In 2002, Walls of Silence was published. Its author, Philip Jolowicz was hailed as a new Grisham, another king of the legal thriller. Jolowicz had worked as a lawyer in the City, before becoming a corporate financier and investment banker, so he knew his stuff.
I remember Walls of Silence as a crackingly paced read, worthy of the description "thriller". Starting out with a New York setting, the novel later moved to India and each setting felt real and affectionately recorded. But what has come since?
Sadly, Amazon lists a novel "False Positive" as a hardback in 2004 and 2005, with a paperback in 2005 also. All listings are noted as "currently unavailable" and there are no online reviews or "used and new copies" on offer in Amazon's marketplace. Neither does AddALL identify any copies in the used market.
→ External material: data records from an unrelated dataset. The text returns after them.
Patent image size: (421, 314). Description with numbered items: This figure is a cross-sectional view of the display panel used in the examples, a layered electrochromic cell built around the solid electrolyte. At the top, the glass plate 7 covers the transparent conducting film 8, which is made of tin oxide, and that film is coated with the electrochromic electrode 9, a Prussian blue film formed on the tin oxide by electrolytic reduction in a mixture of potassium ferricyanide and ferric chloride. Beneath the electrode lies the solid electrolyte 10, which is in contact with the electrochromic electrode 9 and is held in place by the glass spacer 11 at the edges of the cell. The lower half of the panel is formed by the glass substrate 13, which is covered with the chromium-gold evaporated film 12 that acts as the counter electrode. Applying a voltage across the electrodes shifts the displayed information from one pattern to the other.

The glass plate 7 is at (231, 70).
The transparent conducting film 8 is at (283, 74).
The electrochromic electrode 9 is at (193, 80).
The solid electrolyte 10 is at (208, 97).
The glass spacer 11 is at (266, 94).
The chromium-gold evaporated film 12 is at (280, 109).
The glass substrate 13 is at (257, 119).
By the time of publication of "False Positive" was there too much of the finance side of life thrown in with the legal, just as the UK was tiring of the financial based novel? It appears that only Michael Ridpath has survived that sub-genre crunch in the UK. But he is no longer on my "must read the next" list. Was that because I left the City in 1999, finally disenchanted by that pattern of working life and possibly because I did not seek to read it in fiction too? Or was it because I'd discovered other UK writers to capture my imagination in other sub-genres?